Random Forest Sentiment Analysis Model
This model is a Random Forest classifier trained on the TripAdvisor sentiment analysis dataset. It predicts the sentiment of hotel reviews on a 1-5 star scale. The model takes text input (hotel reviews) and outputs a sentiment rating from 1 to 5 stars.
Model Details
- Model Type: Random Forest
- Task: Sentiment Analysis
- Input: A hotel review (text)
- Output: Sentiment rating (1-5 stars)
- Dataset Used: TripAdvisor sentiment dataset (balanced labels)
Intended Use
This model is designed to classify hotel reviews based on their sentiment. It assigns a star rating between 1 and 5 to a review, indicating the sentiment expressed in the review.
How to Use the Model
Install the required dependencies:
pip install joblib
Download and load the model: You can download the model from Hugging Face and use it to predict sentiment.
Example code to download and use the model:
from huggingface_hub import hf_hub_download import joblib # Download model from Hugging Face model_path = hf_hub_download(repo_id="your-username/random-forest-model", filename="random_forest_model.joblib") # Load the model model = joblib.load(model_path) # Predict sentiment of a review def predict_sentiment(review): return model.predict([review])[0] review = "This hotel was fantastic.

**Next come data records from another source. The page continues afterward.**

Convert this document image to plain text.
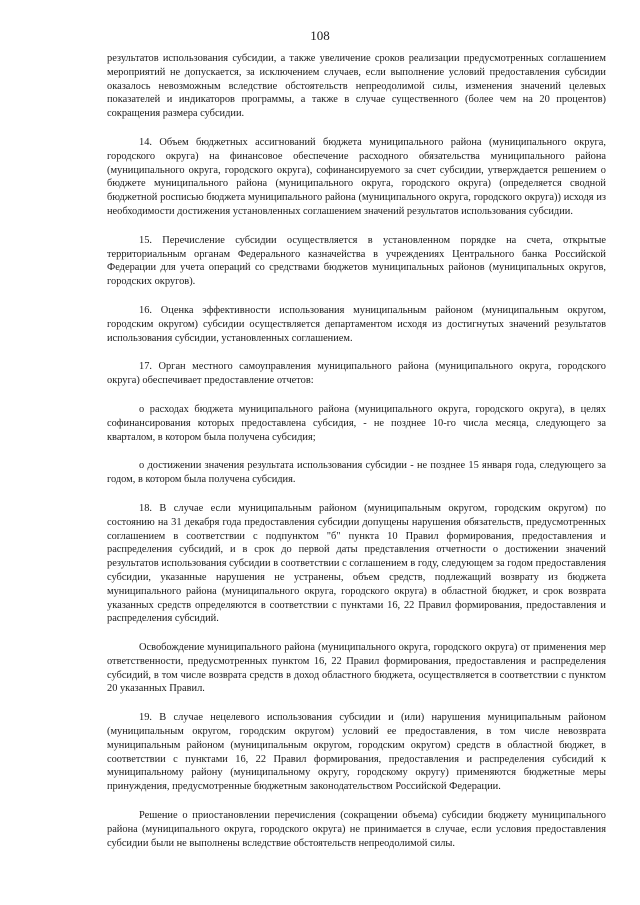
108

результатов использования субсидии, а также увеличение сроков реализации предусмотренных соглашением мероприятий не допускается, за исключением случаев, если выполнение условий предоставления субсидии оказалось невозможным вследствие обстоятельств непреодолимой силы, изменения значений целевых показателей и индикаторов программы, а также в случае существенного (более чем на 20 процентов) сокращения размера субсидии.

14. Объем бюджетных ассигнований бюджета муниципального района (муниципального округа, городского округа) на финансовое обеспечение расходного обязательства муниципального района (муниципального округа, городского округа), софинансируемого за счет субсидии, утверждается решением о бюджете муниципального района (муниципального округа, городского округа) (определяется сводной бюджетной росписью бюджета муниципального района (муниципального округа, городского округа)) исходя из необходимости достижения установленных соглашением значений результатов использования субсидии.

15. Перечисление субсидии осуществляется в установленном порядке на счета, открытые территориальным органам Федерального казначейства в учреждениях Центрального банка Российской Федерации для учета операций со средствами бюджетов муниципальных районов (муниципальных округов, городских округов).

16. Оценка эффективности использования муниципальным районом (муниципальным округом, городским округом) субсидии осуществляется департаментом исходя из достигнутых значений результатов использования субсидии, установленных соглашением.

17. Орган местного самоуправления муниципального района (муниципального округа, городского округа) обеспечивает предоставление отчетов:

о расходах бюджета муниципального района (муниципального округа, городского округа), в целях софинансирования которых предоставлена субсидия, - не позднее 10-го числа месяца, следующего за кварталом, в котором была получена субсидия;

о достижении значения результата использования субсидии - не позднее 15 января года, следующего за годом, в котором была получена субсидия.

18. В случае если муниципальным районом (муниципальным округом, городским округом) по состоянию на 31 декабря года предоставления субсидии допущены нарушения обязательств, предусмотренных соглашением в соответствии с подпунктом "б" пункта 10 Правил формирования, предоставления и распределения субсидий, и в срок до первой даты представления отчетности о достижении значений результатов использования субсидии в соответствии с соглашением в году, следующем за годом предоставления субсидии, указанные нарушения не устранены, объем средств, подлежащий возврату из бюджета муниципального района (муниципального округа, городского округа) в областной бюджет, и срок возврата указанных средств определяются в соответствии с пунктами 16, 22 Правил формирования, предоставления и распределения субсидий.

Освобождение муниципального района (муниципального округа, городского округа) от применения мер ответственности, предусмотренных пунктом 16, 22 Правил формирования, предоставления и распределения субсидий, в том числе возврата средств в доход областного бюджета, осуществляется в соответствии с пунктом 20 указанных Правил.

19. В случае нецелевого использования субсидии и (или) нарушения муниципальным районом (муниципальным округом, городским округом) условий ее предоставления, в том числе невозврата муниципальным районом (муниципальным округом, городским округом) средств в областной бюджет, в соответствии с пунктами 16, 22 Правил формирования, предоставления и распределения субсидий к муниципальному району (муниципальному округу, городскому округу) применяются бюджетные меры принуждения, предусмотренные бюджетным законодательством Российской Федерации.

Решение о приостановлении перечисления (сокращении объема) субсидии бюджету муниципального района (муниципального округа, городского округа) не принимается в случае, если условия предоставления субсидии были не выполнены вследствие обстоятельств непреодолимой силы.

The service was great and the room was clean." print(f"Predicted sentiment: {predict_sentiment(review)}")
The model will return a sentiment rating between 1 and 5 stars, where:
- 1: Very bad
- 2: Bad
- 3: Neutral
- 4: Good
- 5: Very good
Model Evaluation
Test Accuracy: 55.28% on the test set.
Classification Report (Test Set):
Label | Precision | Recall | F1-score | Support |
---|---|---|---|---|
1.0 | 0.62 | 0.78 | 0.69 | 1600 |
2.0 | 0.48 | 0.38 | 0.42 | 1600 |
3.0 | 0.49 | 0.40 | 0.44 | 1600 |
4.0 | 0.49 | 0.46 | 0.48 | 1600 |
5.0 | 0.63 | 0.74 | 0.68 | 1600 |
Accuracy | - | - | 0.55 | 8000 |
Macro avg | 0.54 | 0.55 | 0.54 | 8000 |
Weighted avg | 0.54 | 0.55 | 0.54 | 8000 |
Cross-validation Scores:
Metric | Value |
---|---|
Random Forest Cross-validation scores | [0.54983553, 0.55164474, 0.55805921, 0.55657895, 0.54424342] |
Random Forest Mean Cross-validation score | 0.5521 |
Limitations
- The model performs well on extreme ratings (1 and 5 stars) but struggles with intermediate ratings (2, 3, and 4 stars).
- The model was trained on the TripAdvisor dataset and may not generalize well to reviews from other sources or domains.
- The model does not handle aspects like sarcasm or humor well, and shorter reviews may lead to less accurate predictions.